“Più servizi, meno tasse”. Risorse dell’UE per la sicurezza idraulica in Versilia

VIAREGGIO. L’Ente consortile s’accolla l’onere del cofinanziamento ma assicura: “Le risorse necessarie trovare dai risparmi, la bolletta non aumenta”. Consorzio protagonista del Piano di sviluppo rurale: per la prima volta le risorse dell’Unione europea finiscono nella sicurezza idraulica

Grazie al Piano di sviluppo rurale, arrivano nuove risorse per la sicurezza idraulica delle zone collinari e montane. Ed è una novità: per la prima volta, infatti, il Consorzio di Bonifica 1 Toscana Nord ha potuto accedere ai bandi del PSR per gli interventi idraulico-forestali. L’Ente consortile ha sfruttato fino infondo questa inedita possibilità, introdotta dalla Regione Toscana: oltre dieci milioni di euro (tra Consorzio e Unioni dei Comuni) di euro gli stanziamenti già ottenuti dall’Unione europea su questo asse di finanziamento; ulteriori 5milioni di euro sono stati richiesti, e l’esito dei bandi è atteso a breve.
Le nuove risorse sono state inserite dal Consorzio nel suo bilancio di previsione per il 2015, che è stato adottato dall’assemblea consortile.

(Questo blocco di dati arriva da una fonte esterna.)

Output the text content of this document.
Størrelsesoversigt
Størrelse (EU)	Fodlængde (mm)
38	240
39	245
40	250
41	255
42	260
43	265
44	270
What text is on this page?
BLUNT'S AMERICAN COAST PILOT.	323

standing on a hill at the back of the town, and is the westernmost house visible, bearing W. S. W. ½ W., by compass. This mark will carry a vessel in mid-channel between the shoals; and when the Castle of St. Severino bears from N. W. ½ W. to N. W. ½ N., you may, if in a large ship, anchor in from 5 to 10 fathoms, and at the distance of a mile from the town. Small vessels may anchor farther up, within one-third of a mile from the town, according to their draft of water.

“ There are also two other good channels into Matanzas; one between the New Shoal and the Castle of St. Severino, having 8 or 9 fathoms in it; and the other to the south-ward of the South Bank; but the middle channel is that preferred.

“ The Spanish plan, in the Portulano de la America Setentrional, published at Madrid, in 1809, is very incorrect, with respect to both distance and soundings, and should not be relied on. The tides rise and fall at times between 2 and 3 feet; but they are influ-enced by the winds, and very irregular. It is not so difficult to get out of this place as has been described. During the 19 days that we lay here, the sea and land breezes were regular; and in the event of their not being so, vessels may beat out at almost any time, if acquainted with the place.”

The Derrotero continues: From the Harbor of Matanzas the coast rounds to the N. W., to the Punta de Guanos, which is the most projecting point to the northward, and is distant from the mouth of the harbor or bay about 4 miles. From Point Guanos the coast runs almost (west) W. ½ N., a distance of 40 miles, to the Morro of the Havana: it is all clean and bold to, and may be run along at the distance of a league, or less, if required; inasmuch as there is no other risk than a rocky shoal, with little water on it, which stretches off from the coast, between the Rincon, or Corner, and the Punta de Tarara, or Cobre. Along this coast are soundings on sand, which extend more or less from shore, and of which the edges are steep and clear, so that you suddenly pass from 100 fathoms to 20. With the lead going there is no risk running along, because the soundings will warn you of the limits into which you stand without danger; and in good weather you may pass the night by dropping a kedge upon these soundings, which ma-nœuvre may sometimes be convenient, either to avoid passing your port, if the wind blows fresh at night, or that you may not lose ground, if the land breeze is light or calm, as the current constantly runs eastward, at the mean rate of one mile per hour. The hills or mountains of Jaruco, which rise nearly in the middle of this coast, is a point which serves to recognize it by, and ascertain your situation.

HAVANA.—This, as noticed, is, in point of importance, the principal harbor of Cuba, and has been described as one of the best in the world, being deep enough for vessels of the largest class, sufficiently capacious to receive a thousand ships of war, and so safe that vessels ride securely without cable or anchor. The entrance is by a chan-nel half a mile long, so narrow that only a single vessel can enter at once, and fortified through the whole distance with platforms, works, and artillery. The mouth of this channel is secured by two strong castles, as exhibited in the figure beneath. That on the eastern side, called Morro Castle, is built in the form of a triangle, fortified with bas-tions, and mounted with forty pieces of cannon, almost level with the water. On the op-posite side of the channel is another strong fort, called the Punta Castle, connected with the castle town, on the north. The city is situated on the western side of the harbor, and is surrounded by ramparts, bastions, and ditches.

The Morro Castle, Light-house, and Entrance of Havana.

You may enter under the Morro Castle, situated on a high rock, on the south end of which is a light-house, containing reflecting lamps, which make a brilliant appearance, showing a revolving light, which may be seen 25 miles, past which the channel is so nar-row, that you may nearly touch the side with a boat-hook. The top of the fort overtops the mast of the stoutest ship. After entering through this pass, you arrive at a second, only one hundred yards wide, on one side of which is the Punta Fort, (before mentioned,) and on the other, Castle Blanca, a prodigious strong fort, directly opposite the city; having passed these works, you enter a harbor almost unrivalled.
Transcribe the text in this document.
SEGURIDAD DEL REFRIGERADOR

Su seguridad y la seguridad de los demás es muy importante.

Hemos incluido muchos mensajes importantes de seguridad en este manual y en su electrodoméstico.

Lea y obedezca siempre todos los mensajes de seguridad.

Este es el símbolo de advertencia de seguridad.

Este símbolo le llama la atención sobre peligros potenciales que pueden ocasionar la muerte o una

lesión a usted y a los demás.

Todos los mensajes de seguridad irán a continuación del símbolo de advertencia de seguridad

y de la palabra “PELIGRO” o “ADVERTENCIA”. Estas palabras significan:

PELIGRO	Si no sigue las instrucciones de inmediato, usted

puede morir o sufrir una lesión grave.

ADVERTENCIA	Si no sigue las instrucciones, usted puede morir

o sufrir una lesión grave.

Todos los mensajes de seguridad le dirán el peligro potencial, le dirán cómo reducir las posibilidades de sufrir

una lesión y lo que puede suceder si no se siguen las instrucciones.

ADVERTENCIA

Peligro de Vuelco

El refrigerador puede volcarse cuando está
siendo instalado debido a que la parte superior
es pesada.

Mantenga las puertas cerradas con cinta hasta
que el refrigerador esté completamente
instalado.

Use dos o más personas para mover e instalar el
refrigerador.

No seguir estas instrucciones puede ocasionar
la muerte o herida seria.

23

“Il territorio del Consorzio Toscana Nord è quello che ha il primato del numero e dell’intensità delle piogge che si sono abbattute in Toscana – ricorda il presidente del Consorzio Ismaele Ridolfi – Dal 2011 in avanti, ben sette “bombe d’acqua” su dieci si sono verificate con violenza inaudita su quello che oggi è il nostro comprensorio; dato, questo, che rende più di ogni altro l’idea del drammatico contesto prodotto dalla sommatoria di due fenomeni dalle caratteristiche dirompenti: i cambiamenti climatici e l’abbandono del territorio. Anche la Regione ha riconosciuto la specificità dei territori del Toscana Nord e ha destinato al nostro comprensorio la grande maggioranza delle risorse disponibili sul PSR in Toscana”.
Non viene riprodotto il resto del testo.